A statistical method with the directional parameters including the mean wave direction and
the spreading when analysing the spectral density using the method containing cross-spectral
analysis and the fitting method of maximum likelihood estimation of directional spectrum in
standard form, which is determined as the Mitsuyasu-type directional spreading function. This
analysis manages both long-crested and short-crested waves.

The analyses are performed for different cases placed in different water depths related to the
Diagram of Le Mehaute, which contain different amount of second order energy when including
this, and the cases similarly have different amount of amplitude dispersion. Furthermore,
different generation methods produce different accuracy of the directional parameters. In this
master thesis both long-crested and short-crested waves are considered. From the analyses of
the waves fields, an impact of the nonlinearity is discovered for the cases including most second
order energy or containing a faster wave celerity than predicted by linear wave theory. The
directional analyses of the wave fields show a correlation between the amount of second order
energy and the errors on the estimated directions.

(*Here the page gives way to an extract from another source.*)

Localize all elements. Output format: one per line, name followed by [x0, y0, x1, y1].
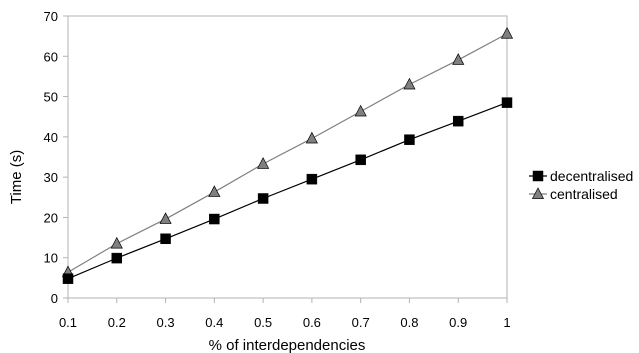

For further investigation of the sensibility of the directional analysis of the waves, other effects
are added including noise, calibration error and missing gauges. These analyses show random
errors related when including noise, more organised errors related to calibration errors depending
on the affected gauge, even larger than if a gauge is missing. This is also placed in context
with both the second order waves and the waves with amplitude dispersion. The worst error is
discovered for Method 1 including second order energy. Overall, Method 1 has a high accuracy
from only three gauges and seems to be a fine estimation of long-crested waves, but is quiet
sensible to second order waves, especially, for cases which do not fulfill the requirement of linear
theory or Stokes second order wave theory. This method is however not implemented in practice.
Method 2 seems more robust but must contain more wave gauges measurements. When using
Method 2, all results show an accuracy within ±5°, except for cases for which the combination of
a relative high wave steepness, shallow water depth and more than 12% of second order energy
compared to first order energy, which results in an inaccurate estimation of the directional
parameters from a directional analysis.